In [19]:
import nltk
from nltk.util import ngrams
from collections import defaultdict, Counter
import math

# Sample training text
text = "I love exploring new things. I love playing cricket."

# Step 1: Tokenize text
tokens = nltk.word_tokenize(text.lower())  # Convert to lowercase for consistency

# Step 2: Generate bigrams (pairs of two words)
bigrams = list(ngrams(tokens, 2))

# Step 3: Count occurrences of words and bigrams
word_counts = Counter(tokens)  # Count individual words
bigram_counts = Counter(bigrams)  # Count word pairs

# Step 4: Compute probability for each bigram
bigram_probabilities = {}

for (w1, w2), count in bigram_counts.items():
    probability = count / word_counts[w1]  # Apply formula P(w2 | w1)
    bigram_probabilities[(w1, w2)] = probability

# Step 5: Display results
print("\n🔹 Bigram Probabilities:")
for (w1, w2), prob in bigram_probabilities.items():
    print(f"P({w2} | {w1}) = {prob:.2f}")

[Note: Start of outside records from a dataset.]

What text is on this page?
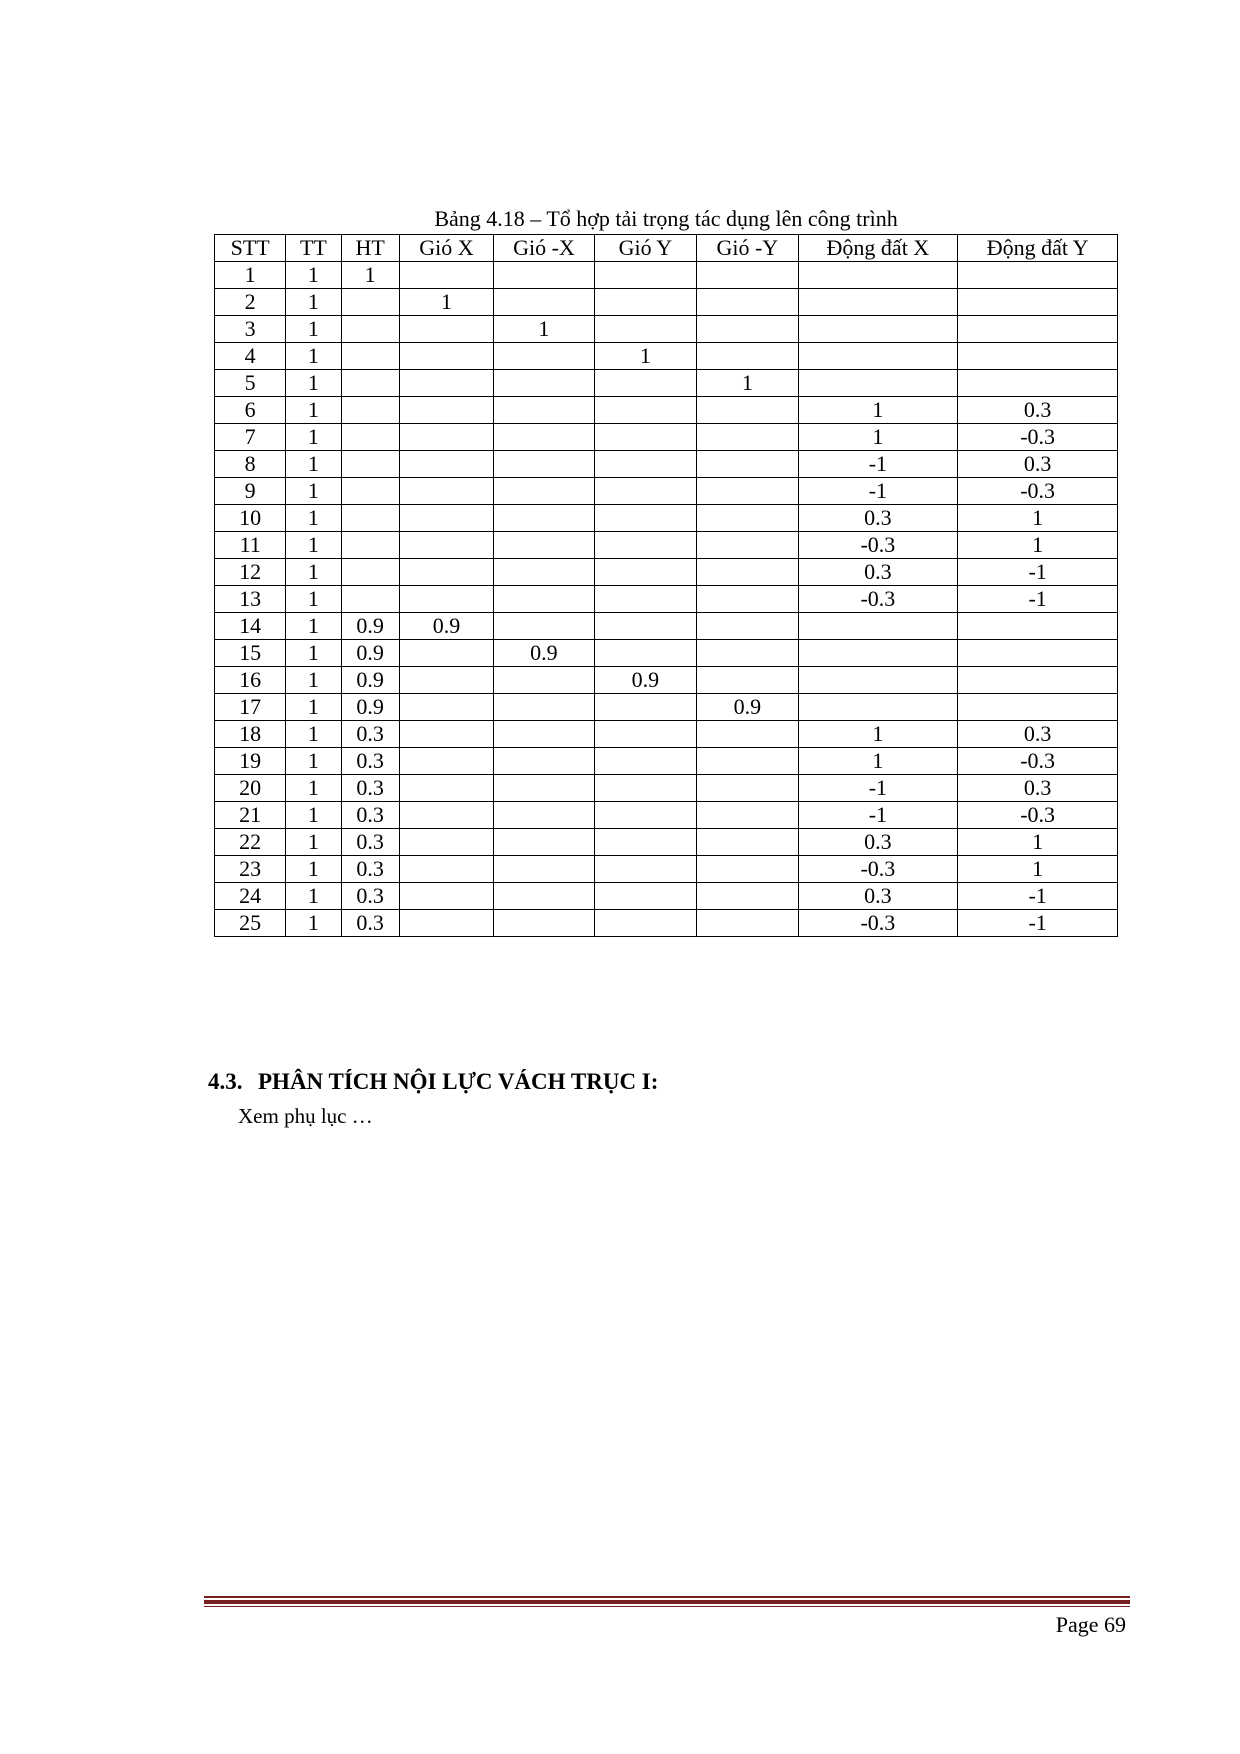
Bảng 4.18 – Tổ hợp tải trọng tác dụng lên công trình
STT	TT	HT	Gió X	Gió -X	Gió Y	Gió -Y	Động đất X	Động đất Y
1	1	1						
2	1		1					
3	1			1				
4	1				1			
5	1					1		
6	1						1	0.3
7	1						1	-0.3
8	1						-1	0.3
9	1						-1	-0.3
10	1						0.3	1
11	1						-0.3	1
12	1						0.3	-1
13	1						-0.3	-1
14	1	0.9	0.9					
15	1	0.9		0.9				
16	1	0.9			0.9			
17	1	0.9				0.9		
18	1	0.3					1	0.3
19	1	0.3					1	-0.3
20	1	0.3					-1	0.3
21	1	0.3					-1	-0.3
22	1	0.3					0.3	1
23	1	0.3					-0.3	1
24	1	0.3					0.3	-1
25	1	0.3					-0.3	-1
4.3. PHÂN TÍCH NỘI LỰC VÁCH TRỤC I:

Xem phụ lục …

Page 69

# Step 6: Predict the next word given a starting word
def predict_next_word(word):
    candidates = {pair[1]: prob for pair, prob in bigram_probabilities.items() if pair[0] == word}
    if candidates:
        return max(candidates, key=candidates.get)  # Return word with highest probability
    else:
        return "No prediction available"

# Example prediction
print("\n🔹 Next word prediction:")
print(f"Next word after 'i': {predict_next_word('i')}")
print(f"Next word after 'love': {predict_next_word('love')}")



🔹 Bigram Probabilities:
P(love | i) = 1.00
P(exploring | love) = 0.50
P(new | exploring) = 1.00
P(things | new) = 1.00
P(. | things) = 1.00
P(i | .) = 0.50
P(playing | love) = 0.50
P(cricket | playing) = 1.00
P(. | cricket) = 1.00

🔹 Next word prediction:
Next word after 'i': love
Next word after 'love': exploring